Forging Song addendum: I haven’t given this much attention in the above, because it more or less leaps over the trouble area, and all these tenors sing it effectively according to their powers. But for fans of the hit tune: search out the late ’30s recording of the whole scene by Nikandr Khanayev, known to us mostly for his Soviet recordings of character roles after WW2, when he was into his late 50s and 60s. This is impressive heroic tenor singing (in Russian, of course), and seconded by the hairy-sounding Mime of Alexander Peregudov.

Brünnhilde: There is less to be said about our soprano referents. While singers with all the qualifications for the role have never been exactly in profusion, in the first half of the last century there were always at least several on the international scene with the size and quality of voice, the technical control, and the stylistic command to give satisfying performances in the two roles that establish the “high dramatic” Fach, Brünnhilde and Isolde. Certainly there was no parallel to the heavy Heldentenor situation, where all but one or, at best, two, seemed lacking in some fundamental aspect relative to the demands of the music.
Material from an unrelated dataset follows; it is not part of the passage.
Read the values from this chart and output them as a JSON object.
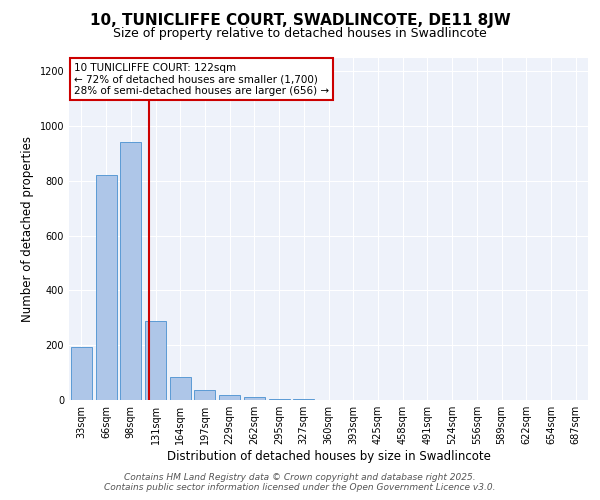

And the writing for the heavy Wagnerian female roles does not truly parallel that of the male. It is more “normal”—i. e., wider—in range. This may appear to make these parts more difficult than their tenor equivalents, but it does not. The soprano is not forced to cram all her most dramatic utterances and wordy articulations into a few pitches in her upper-middle range, where weight can easily accumulate, and even if she were, she would not be singing at the upper edge of the passaggio—the registral distribution is entirely different. Instead of being penned in, she gets to roam the range in freer and more supple fashion. The problem, of course, is to do this with an instrument of sufficient calibre—or, failing that, cutting edge—to take its proper position in the musical fabric and convey the emotional life of the character in that sonorous context.

Besides, we have in these performances three supremely gifted singers: Kirsten Flagstad (twice, for Furtwängler/La Scala and Bodanzky/Met), Helen Traubel (Stiedry/Met), and Astrid Varnay (Keilberth/Bayreuth. As with the Siegfried of Suthaus, and for similar reasons, I am not submitting his partner, Martha Mödl, for consideration here.) Flagstad’s two performances come close to bracketing her war-interrupted international career. She was less than two years past her Met debut with the 1937 broadcast, and sang for only a few seasons beyond the 1950 one. (She is in fact the Walküre Brünnhilde of the Stiedry cycle.) She’s the only one of these sopranos I did not hear in person, as was Lorenz among the tenors. As a young devotee in the late 1940s and ’50s, I was surrounded by many who did hear her, and these included not only fellow devotees, but veteran conductors, critics, and ex-singers, some of whom had also heard Leider, Lawrence, Kappel, and even Gadski, not to mention others on interwar European stages. To a person, they assured me that they had heard no voice to compare with Flagstad’s in terms of size, tonal purity, and ease of emission combined. The latter two qualities can be confirmed from her records, and if we trust, as I do, these reports (echoed in contemporaneous reviews) on the first one, we can imagine ourselves utterly transported by a phenomenon as unique in its way as that of Melchior.